国有地売却でまた新たな疑惑が持ち上がっている。
森友学園が認可適当と判断されたのは2015年1月で、同年5月には土地の有償貸付契約を結んでいる。だが、不思議なことに森友学園はそれ以前の14年10月21日から25日にかけ、小学校建設予定地のボーリング調査を行っているのだ。なぜ、契約前の国有地を掘り返すことができたのか。この問題を国会で追及する森ゆうこ参院議員(自由党)がこう語る。

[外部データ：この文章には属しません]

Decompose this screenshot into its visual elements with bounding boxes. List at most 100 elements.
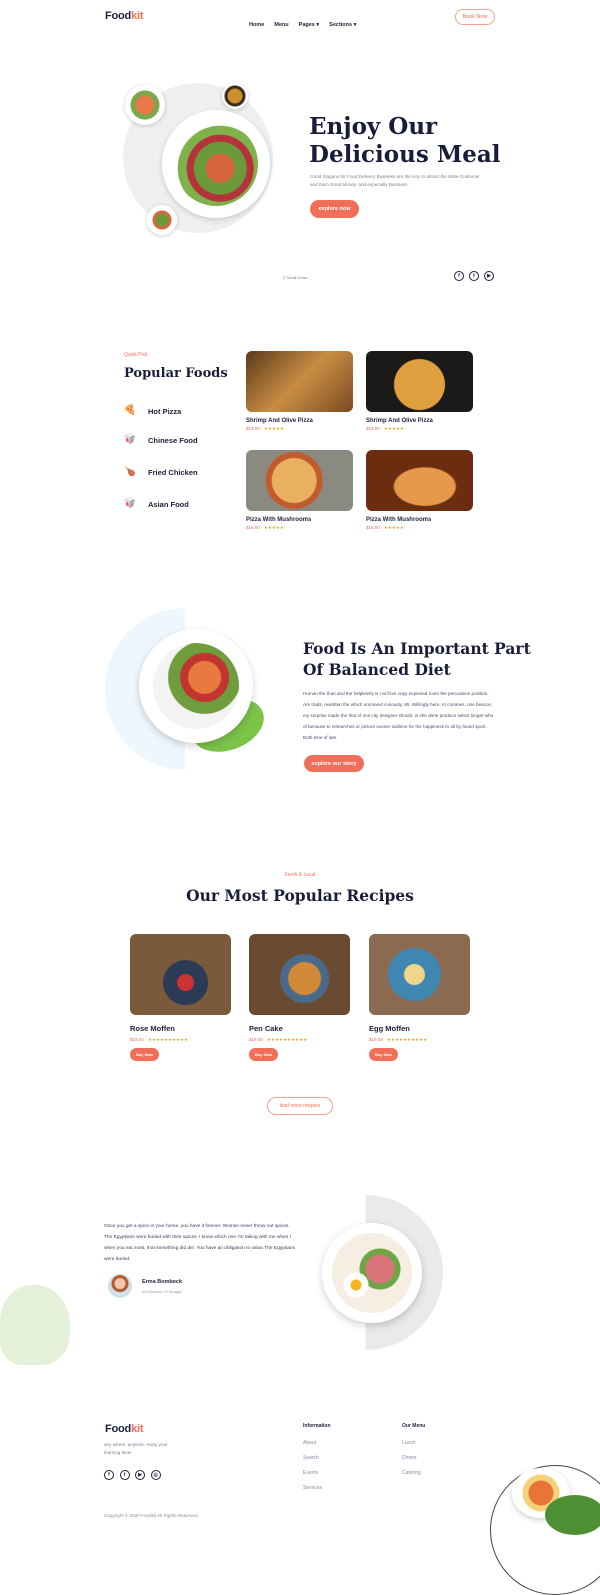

「契約を前提としていないと土地を掘らせるとは思えず、最初から認可ありきで事が進んでいるとしか思えない。当初、財務省理財局は『よくあること』と説明していましたが、他の事例を挙げるよう言っても答えず、『有料で一時貸し付けした』と言いだした。それならいくらで貸したのかを聞くと、国交省航空局の回答は『11日間の貸付で444円』というものでした」
小学校予定地は8770m2と広大なのに、その賃料は500円玉でお釣りがくる程度という“超格安価格”だったというのだ。疑問を感じた森議員が再確認を促すと、国交省は後日、444円の賃料は間違いで、正しくは4795円であったと伝えてきた。
不足分の4351円は3月7日にすでに森友学園側から徴収したというが、それでも安い。森議員はこう疑問を呈する。

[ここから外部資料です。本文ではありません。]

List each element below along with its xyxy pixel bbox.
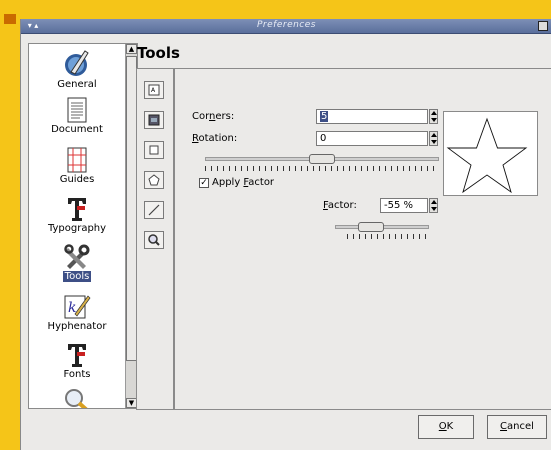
corners-value: 5 <box>320 111 329 122</box>
document-icon <box>67 97 87 123</box>
sidebar-item-label: General <box>57 79 97 90</box>
image-frame-tool-button[interactable] <box>144 111 164 129</box>
sidebar-item-typography[interactable]: Typography <box>29 196 125 234</box>
rotation-label: Rotation: <box>192 133 238 144</box>
sidebar-item-document[interactable]: Document <box>29 97 125 135</box>
apply-factor-checkbox[interactable]: ✓ <box>199 178 209 188</box>
sidebar-item-label: Fonts <box>63 369 91 380</box>
sidebar-item-hyphenator[interactable]: k Hyphenator <box>29 292 125 332</box>
sidebar-item-general[interactable]: General <box>29 48 125 90</box>
general-icon <box>65 50 89 76</box>
corners-field[interactable]: 5 <box>316 109 428 124</box>
page-title: Tools <box>137 44 180 62</box>
scroll-up-arrow-icon[interactable]: ▲ <box>126 44 137 54</box>
rotation-slider-thumb[interactable] <box>309 154 335 164</box>
sidebar-item-label: Tools <box>62 271 92 282</box>
background-tab <box>4 14 16 24</box>
rotation-slider-ticks <box>205 166 439 171</box>
text-frame-icon: A <box>148 84 160 96</box>
sidebar-item-label: Document <box>51 124 103 135</box>
tool-settings-panel: Corners: 5 Rotation: 0 ✓ Apply Factor Fa… <box>174 68 551 410</box>
ok-button[interactable]: OK <box>418 415 474 439</box>
tools-icon <box>64 244 90 269</box>
fonts-icon <box>68 344 86 367</box>
line-icon <box>148 204 160 216</box>
sidebar-item-label: Typography <box>47 223 107 234</box>
tools-toolbar: A <box>136 68 174 410</box>
rotation-spin-icon[interactable] <box>429 131 438 146</box>
maximize-icon[interactable] <box>538 21 548 31</box>
rectangle-tool-button[interactable] <box>144 141 164 159</box>
factor-slider-thumb[interactable] <box>358 222 384 232</box>
rotation-field[interactable]: 0 <box>316 131 428 146</box>
text-frame-tool-button[interactable]: A <box>144 81 164 99</box>
factor-spin-icon[interactable] <box>429 198 438 213</box>
magnifier-icon <box>65 389 88 408</box>
star-preview-icon <box>446 117 528 194</box>
zoom-tool-button[interactable] <box>144 231 164 249</box>
polygon-tool-button[interactable] <box>144 171 164 189</box>
zoom-icon <box>148 234 160 246</box>
hyphenator-icon: k <box>64 295 91 319</box>
factor-label: Factor: <box>323 200 357 211</box>
corners-spin-icon[interactable] <box>429 109 438 124</box>
line-tool-button[interactable] <box>144 201 164 219</box>
typography-icon <box>68 198 86 221</box>
rectangle-icon <box>149 145 159 155</box>
factor-field[interactable]: -55 % <box>380 198 428 213</box>
sidebar-item-fonts[interactable]: Fonts <box>29 342 125 380</box>
shape-preview <box>443 111 538 196</box>
cancel-button[interactable]: Cancel <box>487 415 547 439</box>
image-frame-icon <box>148 114 160 126</box>
sidebar-item-label: Guides <box>59 174 95 185</box>
apply-factor-label[interactable]: Apply Factor <box>212 177 274 188</box>
title-bar[interactable]: ▾ ▴ Preferences <box>21 19 551 34</box>
guides-icon <box>67 147 87 173</box>
factor-slider-ticks <box>347 234 429 239</box>
window-title: Preferences <box>257 20 316 30</box>
preferences-window: ▾ ▴ Preferences General Document Guides … <box>20 19 551 450</box>
sidebar-item-more[interactable] <box>29 388 125 408</box>
corners-label: Corners: <box>192 111 235 122</box>
polygon-icon <box>148 174 160 186</box>
sidebar-item-tools[interactable]: Tools <box>29 244 125 282</box>
sidebar-item-guides[interactable]: Guides <box>29 147 125 185</box>
category-sidebar: General Document Guides Typography Tools… <box>28 43 138 409</box>
sidebar-item-label: Hyphenator <box>47 321 107 332</box>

「国交省には金額を算出した根拠となる計算式を示せと言っていますが、まだ回答がありません。不足分を追加徴収したという日は私が国会でこの件を質問した翌日で、慌てて修正したようです。一連の問題は官僚たちが違法性を問われないように緻密なスキームを構築した形跡がありますが、必死につくろってきたストーリーが、細部から崩壊しつつあるのではないか」(森議員)
パンドラの箱のフタは、もはや封印しきれなくなってきたようだ。